- 3 years ago
Before I get any super snarky “cool story,bro”-type responses, I’ll start off NOW with saying I guess this post doesnt have a super significant point to it–Im just sharing a story and some of my thoughts on the situation. Your thoughts/opinions are obviously welcome.
BF and I have a couple we’re very good friends with. Double date all the time, go on mini trips together, etc. The guy, T, is actually my BFs best friend. Him and his girlfriend (apparently soon to be fiance) G, have been together a little over three years.
We love them dearly and really enjoy spending time together. The four of us are a very compatible group. However, theres one thing about them that has always annoyed us a lot-they constantly humblebrag about how they’re the perfect couple and never argue, or have any issues. They are, admittedly, very happy together, and we’re happy for them. But the whole ‘perfect relationship high horse’ gets eye roll worthy to hearabout sometimes.
For example, if I ever try to talk to her about something going on in my relationship-a vsnt, asking for advice, etc-she chirps about how she cant possibly imagine what Im going through because her and T always manage to work through and communicate about that stuff, and even once said when I asked her how she would feel if she were in my shoes, responded with ‘I dont know what Id do…if meand T had the problems you and BF have we wouldnt be together’. I was livid, and so turned off from talking to her after that.The issues she was referring to werehis overbearing parents–not absolutely life shattering issues between us.

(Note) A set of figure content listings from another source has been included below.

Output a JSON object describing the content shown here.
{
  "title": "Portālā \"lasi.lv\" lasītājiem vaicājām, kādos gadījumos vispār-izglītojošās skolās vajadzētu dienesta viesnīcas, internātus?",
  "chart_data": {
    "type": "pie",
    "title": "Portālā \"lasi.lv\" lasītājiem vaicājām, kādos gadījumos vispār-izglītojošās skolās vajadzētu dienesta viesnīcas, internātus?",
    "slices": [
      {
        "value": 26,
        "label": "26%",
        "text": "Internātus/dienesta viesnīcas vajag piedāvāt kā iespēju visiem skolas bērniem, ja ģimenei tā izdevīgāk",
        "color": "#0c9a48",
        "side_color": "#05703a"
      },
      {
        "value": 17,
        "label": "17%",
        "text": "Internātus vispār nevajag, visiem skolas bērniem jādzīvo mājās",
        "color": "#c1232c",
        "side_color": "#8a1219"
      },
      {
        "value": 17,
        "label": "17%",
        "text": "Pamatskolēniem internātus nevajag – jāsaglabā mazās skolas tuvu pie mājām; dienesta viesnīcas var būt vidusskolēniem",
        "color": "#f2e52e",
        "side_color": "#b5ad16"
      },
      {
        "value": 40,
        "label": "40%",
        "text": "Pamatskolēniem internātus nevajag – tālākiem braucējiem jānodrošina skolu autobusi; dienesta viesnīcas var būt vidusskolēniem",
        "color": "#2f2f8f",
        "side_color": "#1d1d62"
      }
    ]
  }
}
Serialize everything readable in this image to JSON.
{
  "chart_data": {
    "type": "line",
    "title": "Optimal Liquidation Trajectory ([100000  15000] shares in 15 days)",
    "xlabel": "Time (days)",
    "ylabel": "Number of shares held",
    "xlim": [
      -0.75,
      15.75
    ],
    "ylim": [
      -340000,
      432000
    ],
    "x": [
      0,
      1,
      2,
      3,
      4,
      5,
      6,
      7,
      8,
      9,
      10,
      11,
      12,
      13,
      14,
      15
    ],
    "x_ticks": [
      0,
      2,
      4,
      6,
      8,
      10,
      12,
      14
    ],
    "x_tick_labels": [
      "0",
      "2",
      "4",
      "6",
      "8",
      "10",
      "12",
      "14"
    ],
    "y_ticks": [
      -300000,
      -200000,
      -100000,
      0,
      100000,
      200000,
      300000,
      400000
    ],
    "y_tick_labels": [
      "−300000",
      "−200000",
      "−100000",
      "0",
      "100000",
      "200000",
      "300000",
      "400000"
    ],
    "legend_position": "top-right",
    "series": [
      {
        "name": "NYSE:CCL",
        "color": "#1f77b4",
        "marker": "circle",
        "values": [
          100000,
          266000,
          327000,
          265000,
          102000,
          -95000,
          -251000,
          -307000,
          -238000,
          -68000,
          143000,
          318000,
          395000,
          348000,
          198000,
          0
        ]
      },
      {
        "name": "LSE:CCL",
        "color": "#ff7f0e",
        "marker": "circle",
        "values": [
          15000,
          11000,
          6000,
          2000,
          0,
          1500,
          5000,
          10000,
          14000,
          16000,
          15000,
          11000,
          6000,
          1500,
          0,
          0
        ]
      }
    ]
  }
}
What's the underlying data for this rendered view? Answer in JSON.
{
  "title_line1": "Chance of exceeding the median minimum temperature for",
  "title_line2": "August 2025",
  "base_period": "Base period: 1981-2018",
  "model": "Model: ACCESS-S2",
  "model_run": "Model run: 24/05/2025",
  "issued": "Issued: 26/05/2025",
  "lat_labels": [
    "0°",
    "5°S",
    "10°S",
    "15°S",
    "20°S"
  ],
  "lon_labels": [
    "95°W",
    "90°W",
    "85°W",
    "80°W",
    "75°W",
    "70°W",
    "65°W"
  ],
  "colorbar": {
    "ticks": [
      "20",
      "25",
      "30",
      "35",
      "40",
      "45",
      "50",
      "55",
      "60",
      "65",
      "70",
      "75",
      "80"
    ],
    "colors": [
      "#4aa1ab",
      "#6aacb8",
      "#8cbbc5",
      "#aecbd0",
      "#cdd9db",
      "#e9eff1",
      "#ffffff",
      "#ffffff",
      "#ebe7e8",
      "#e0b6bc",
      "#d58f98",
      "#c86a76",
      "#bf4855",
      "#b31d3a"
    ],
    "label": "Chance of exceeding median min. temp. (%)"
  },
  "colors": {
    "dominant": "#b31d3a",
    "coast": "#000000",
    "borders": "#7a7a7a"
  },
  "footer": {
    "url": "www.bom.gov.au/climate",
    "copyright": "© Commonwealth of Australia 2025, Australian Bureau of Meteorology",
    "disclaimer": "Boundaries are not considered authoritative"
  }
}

I stopped going to her for advice after that.
BF confided in me recently and told me T has been talking to him constantly about frustrations he is having with G. G graduated from college last year and has done nothing with her degree-she still is just working part time as a nanny, which is what she was doing while she was still in school. She doesnt earn enough to contribute to enough of the bills, in Ts ooinion, and he is very turned off by her lack of drive. He doesnt have a problem with her being a nanny, perse, but if she were doing it full time, taking classes on early childhood education, doing some volunteering with kids, got certified in CPR and first aid, etc etc- just showing some general push and aspiration and professionalism- he wouldnt mind. But hes starting to get pissed off that hes carrying 99% of the bills, works late and hard, to see her work part time and be easy breezy about it all.
BF suggestes he talk to her about it, because obviously she thinks everything is fine. He said hes mentioned it lightly to her a couple times, like askibg her if shes job searched lately for something involving her degree. He says she gets really gung-ho about it for a few days and then lets it die down and forgets about it. BF suggested he may need to be really firm about it and actually voice his concerns. T refuses to do this because hes “afraid theyll get in a fight about it”. BF said fights suck but maybe they need to have a fight, and a fight here and there is okay. T basically is freaking out, panicking, and letting resentment build and not say anything to her. BF dug a little deeper and T revealed hes legitimately terrified of arguing since theyve never done it and he wouldnt know how she would handle it. He also apparently said he feels like it would spoil their conflict free relationship-they enjoy marveling about how perfect they are. He doesnt want to be “one of those couples who fights”.
I could not help but roll my eyes about the absurdity of it all. Especially the subject matter–G once lectured me when I excitedly told her how BF surprised me with buying us a trip to Punta Cana, that she would NEVER let T completely foot the bill for anything because she believes in being financially independent from a boyfriend and I should follow suit.
I guess how I feel is, arguing and issues between you and your SO suck, and who DOESNT want the perfect relationship??–but they do give you the tools to communicate and handle tough times and adversity together stronger in the end..and Im glad Im not in a relationship where me and my SO are too afraid of not being perfect to face the music and face a problem like grown ups.